For the last few months, shares of Enphase Energy (ENPH 3.45%) have been in free fall. From installers, to panel manufacturers, to renewable electric utilities, to inverter makers like Enphase, the broader solar industry is now in a major downturn.
In 2020, Enphase booked $774 million in revenue, followed by $1.38 billion in 2021 and $2.33 billion in 2022. But if it hits the midpoint of its latest fourth-quarter guidance, 2023 revenue will come in at just $2.31 billion, the first year-over-year annual decline since 2017.
Management had a lot to say on the recent third-quarter earnings call. Here's one of the hidden nuggets on the call that could indicate where Enphase is headed and what to do about the stock now.
A pivotal strategic decision
Enphase investors don't have a lot to smile about right now. But they might appreciate the detailed answers that CEO Badri Kothandaraman often provides to analysts' questions. And the third-quarter conference call was no different.
If you're an investor in Enphase, it's a good idea to listen to the earnings calls, and not just read the transcripts of earnings press releases, because you'll get a much better idea of management's headspace.
One of the most important parts of the call was when an analyst asked, "Are you sure that your business couldn't perhaps generate higher bottom-line earnings if you simply grew it more quickly and allow, say, a 35% gross margin? I'm just curious as to your philosophy as to why the gross margin has to stay [higher]."
Kothandaraman responded:
It is the eternal question. Can I grow faster if I drop prices, right? I mean, for us, it is pricing based on value. The moment we've stopped generating value, it is over. So that's why ... I don't base it on cost. The moment you base it on cost, it's a problem. Then you forget about the value drivers [such as our] microinverters and battery and software. ... Innovate or die. We are that company. That's our philosophy. So we believe high quality is high volume and high price...

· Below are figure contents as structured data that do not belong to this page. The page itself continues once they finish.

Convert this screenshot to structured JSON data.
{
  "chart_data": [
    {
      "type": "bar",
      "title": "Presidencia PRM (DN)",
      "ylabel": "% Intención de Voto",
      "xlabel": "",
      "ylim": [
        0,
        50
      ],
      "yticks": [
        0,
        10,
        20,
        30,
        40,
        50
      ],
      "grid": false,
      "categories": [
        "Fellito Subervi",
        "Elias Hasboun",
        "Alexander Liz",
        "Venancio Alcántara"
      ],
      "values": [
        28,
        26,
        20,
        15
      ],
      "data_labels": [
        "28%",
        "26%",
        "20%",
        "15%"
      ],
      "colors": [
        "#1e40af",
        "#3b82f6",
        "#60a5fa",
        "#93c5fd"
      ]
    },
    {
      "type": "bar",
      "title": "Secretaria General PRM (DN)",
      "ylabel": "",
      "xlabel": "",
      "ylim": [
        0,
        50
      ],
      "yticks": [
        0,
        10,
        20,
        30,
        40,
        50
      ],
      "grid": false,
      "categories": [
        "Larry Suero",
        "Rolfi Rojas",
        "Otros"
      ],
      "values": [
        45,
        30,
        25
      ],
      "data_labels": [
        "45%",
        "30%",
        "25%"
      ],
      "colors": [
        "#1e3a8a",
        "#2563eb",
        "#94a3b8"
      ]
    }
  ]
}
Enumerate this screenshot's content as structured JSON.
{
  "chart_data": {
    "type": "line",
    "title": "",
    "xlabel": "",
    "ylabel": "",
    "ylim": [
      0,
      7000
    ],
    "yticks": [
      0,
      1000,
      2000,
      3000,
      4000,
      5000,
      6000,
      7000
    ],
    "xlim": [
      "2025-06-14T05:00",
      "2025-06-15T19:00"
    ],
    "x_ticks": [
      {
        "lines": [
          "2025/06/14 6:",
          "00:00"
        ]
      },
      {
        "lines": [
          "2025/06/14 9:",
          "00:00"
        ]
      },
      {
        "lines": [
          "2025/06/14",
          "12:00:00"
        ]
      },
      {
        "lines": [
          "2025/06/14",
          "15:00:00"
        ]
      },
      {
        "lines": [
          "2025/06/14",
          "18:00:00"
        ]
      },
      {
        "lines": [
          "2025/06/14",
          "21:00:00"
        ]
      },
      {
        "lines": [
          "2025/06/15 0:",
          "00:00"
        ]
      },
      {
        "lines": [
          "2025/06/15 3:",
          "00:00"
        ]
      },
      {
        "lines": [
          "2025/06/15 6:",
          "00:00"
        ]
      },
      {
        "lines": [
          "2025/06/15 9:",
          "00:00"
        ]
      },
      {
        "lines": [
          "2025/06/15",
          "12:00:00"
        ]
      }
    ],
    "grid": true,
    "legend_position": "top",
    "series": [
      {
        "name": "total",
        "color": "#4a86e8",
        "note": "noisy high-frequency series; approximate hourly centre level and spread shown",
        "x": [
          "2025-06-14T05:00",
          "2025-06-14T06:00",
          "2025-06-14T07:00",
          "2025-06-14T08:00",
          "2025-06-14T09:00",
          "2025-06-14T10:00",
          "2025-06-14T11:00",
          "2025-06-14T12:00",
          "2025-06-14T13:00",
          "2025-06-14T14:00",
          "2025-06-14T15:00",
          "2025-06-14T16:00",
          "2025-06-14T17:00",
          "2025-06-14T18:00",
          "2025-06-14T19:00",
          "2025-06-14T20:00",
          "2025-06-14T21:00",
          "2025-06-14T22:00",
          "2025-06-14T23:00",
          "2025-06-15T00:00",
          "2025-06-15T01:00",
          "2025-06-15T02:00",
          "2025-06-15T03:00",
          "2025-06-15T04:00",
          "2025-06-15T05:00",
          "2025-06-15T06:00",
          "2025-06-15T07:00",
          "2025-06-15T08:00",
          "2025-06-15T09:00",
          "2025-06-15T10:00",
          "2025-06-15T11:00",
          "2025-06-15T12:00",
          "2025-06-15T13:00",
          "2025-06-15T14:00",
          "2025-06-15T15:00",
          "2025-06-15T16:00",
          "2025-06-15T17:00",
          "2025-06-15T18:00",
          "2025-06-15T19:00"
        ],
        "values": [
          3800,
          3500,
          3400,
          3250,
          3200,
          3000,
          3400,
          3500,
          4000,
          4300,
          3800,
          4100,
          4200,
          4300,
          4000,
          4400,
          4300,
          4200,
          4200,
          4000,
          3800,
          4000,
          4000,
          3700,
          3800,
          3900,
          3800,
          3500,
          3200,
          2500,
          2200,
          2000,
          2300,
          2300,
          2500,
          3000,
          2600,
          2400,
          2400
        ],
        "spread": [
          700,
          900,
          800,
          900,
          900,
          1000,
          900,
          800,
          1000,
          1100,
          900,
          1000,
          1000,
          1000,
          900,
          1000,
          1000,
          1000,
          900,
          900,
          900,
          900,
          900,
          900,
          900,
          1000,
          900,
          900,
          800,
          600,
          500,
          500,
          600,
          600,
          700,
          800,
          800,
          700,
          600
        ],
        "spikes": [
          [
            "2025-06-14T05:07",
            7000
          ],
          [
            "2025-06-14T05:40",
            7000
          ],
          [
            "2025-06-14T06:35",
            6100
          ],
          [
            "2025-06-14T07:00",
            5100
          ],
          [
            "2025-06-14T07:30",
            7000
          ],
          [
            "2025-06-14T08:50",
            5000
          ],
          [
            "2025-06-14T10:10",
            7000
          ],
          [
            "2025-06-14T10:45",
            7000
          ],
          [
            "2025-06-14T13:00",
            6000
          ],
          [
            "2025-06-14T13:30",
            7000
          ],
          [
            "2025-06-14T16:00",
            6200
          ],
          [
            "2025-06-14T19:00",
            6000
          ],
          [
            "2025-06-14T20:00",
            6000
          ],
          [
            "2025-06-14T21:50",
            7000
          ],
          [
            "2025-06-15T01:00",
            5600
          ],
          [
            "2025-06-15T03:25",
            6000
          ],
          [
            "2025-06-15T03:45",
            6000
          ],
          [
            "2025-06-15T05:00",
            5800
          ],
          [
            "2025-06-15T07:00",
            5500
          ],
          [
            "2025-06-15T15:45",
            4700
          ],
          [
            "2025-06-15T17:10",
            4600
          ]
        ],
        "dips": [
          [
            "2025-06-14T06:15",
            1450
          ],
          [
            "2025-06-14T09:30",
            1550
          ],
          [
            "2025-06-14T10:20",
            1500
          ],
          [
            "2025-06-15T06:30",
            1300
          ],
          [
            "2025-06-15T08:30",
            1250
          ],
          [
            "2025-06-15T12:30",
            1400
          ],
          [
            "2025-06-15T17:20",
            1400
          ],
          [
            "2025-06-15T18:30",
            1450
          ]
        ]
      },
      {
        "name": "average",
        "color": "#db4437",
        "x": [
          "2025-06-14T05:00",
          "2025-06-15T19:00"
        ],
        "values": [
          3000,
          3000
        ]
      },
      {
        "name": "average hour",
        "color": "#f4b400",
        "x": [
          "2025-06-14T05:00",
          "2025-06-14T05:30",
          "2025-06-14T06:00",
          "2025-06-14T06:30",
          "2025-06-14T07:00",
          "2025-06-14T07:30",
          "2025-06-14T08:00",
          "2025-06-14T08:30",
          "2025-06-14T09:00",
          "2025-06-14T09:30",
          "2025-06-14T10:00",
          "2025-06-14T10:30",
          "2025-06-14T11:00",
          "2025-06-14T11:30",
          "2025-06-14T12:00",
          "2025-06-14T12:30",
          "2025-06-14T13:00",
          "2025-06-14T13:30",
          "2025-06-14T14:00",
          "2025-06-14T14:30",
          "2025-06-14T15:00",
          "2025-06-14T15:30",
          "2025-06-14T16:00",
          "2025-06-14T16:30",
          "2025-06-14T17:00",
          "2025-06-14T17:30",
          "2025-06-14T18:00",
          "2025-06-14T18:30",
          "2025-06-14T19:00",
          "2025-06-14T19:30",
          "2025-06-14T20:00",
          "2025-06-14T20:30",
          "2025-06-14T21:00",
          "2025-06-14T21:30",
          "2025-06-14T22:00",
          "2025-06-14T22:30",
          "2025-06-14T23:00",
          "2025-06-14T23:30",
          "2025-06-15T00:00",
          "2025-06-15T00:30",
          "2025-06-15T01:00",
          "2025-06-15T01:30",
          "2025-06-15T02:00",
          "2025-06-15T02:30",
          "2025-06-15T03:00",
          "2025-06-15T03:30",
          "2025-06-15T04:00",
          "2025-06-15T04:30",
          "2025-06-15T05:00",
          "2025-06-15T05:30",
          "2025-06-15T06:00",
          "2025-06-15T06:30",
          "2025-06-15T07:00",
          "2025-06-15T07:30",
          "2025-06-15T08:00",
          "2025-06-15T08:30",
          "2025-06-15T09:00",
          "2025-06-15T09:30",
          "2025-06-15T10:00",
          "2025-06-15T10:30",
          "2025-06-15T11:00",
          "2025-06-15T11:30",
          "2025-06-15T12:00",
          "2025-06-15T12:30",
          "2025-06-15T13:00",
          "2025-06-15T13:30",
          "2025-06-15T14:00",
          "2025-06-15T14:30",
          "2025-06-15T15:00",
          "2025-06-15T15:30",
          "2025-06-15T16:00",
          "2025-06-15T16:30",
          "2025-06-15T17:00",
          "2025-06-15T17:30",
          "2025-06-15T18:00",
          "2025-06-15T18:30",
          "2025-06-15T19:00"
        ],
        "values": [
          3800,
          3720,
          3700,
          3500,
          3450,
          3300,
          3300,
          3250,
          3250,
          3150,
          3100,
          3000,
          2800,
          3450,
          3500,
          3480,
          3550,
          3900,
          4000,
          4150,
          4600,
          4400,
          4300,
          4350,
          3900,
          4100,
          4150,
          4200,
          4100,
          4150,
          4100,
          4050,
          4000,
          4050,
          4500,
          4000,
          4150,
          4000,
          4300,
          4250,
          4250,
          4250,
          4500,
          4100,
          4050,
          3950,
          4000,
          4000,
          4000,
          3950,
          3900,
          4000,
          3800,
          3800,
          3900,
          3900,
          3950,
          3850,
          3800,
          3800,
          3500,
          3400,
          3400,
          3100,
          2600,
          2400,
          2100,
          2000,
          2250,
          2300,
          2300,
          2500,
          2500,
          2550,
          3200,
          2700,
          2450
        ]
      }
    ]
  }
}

To me, this shows that Enphase is committed to keeping prices high. And because of that, its revenue is probably going to continue suffering more than it really needs to. It also means that valuing Enphase purely on a price-to-sales ratio is a big mistake because Enphase itself is saying it is focused more on gross margin than sales.
Management's rigid stance on margins exudes a ton of confidence. It shows that the company doesn't care about appeasing Wall Street or short-term-minded investors, and it is perfectly fine if its stock price suffers for it, at least for now.
How to approach Enphase stock
If you're going to invest in Enphase stock, I think you have to agree with management's pricing strategy. Its decision to maintain high prices even during a downturn is similar to a company like Apple, which is going to rely on the power of its brand and product innovation to justify charging a premium price.
The strategy relies on the market agreeing that Enphase's offering really is better than the competition's, which the company believes is true. And the downside is that the strategy leaves sales on the table.
Enphase has repeatedly said that is it focused on investing through the cycle. And for now, that strategy hurts its near-term results. For that reason, the stock is probably going to be challenged, but the long-term investment has become even better.
As utility rates rise, the benefits of Enphase's latest microinverters paired with its energy-storage products improve. The company continues to innovate and expand geographically, which sets it up nicely when the industry turns around. Its Q3 2023 international revenue was actually higher than a year ago. And as a percentage of revenue, international made up 36.4% of total revenue compared to just 28.9% in the 2022 third quarter -- a sign that Enphase is becoming less dependent on the U.S. solar market.
How Enphase stock could start to look cheap
Management expects its inventories to normalize around the 2024 second quarter and for the business to return to the $450 million to $500 million quarterly revenue range. If we assume that Enphase can retain its high margins and earn around $2 billion in 2024 revenue, then the stock's current $10.9 billion market capitalization looks like a fairly reasonable price for those results -- especially during a downturn. But only if you believe Enphase has growth potential.
However, if you believe it can continue growing over the next several decades and retain high margins, then the stock is a steal at these prices. Just know that the company's lower revenue and earnings on the basis of generally accepted accounting principles are going to make its price-to-sales and price-to-earnings ratios look high in the near term, even after the stock's brutal sell-off.
The Enphase game plan
The silver lining for the bleak guidance and the stock's sell-off is that expectations are very low. And when that's the case and a stock has already gotten clobbered, it sets the stage for a turnaround if Enphase can return to growth.
If you agree with management's high-margin strategy at the expense of revenue growth -- and you have a high risk tolerance and a long-term outlook -- than buying the stock could be a good move.
But if you think Enphase should be more sensitive to lower demand and should cut prices to boost revenue growth, then you might want to avoid the stock and consider other ways to invest in the solar industry.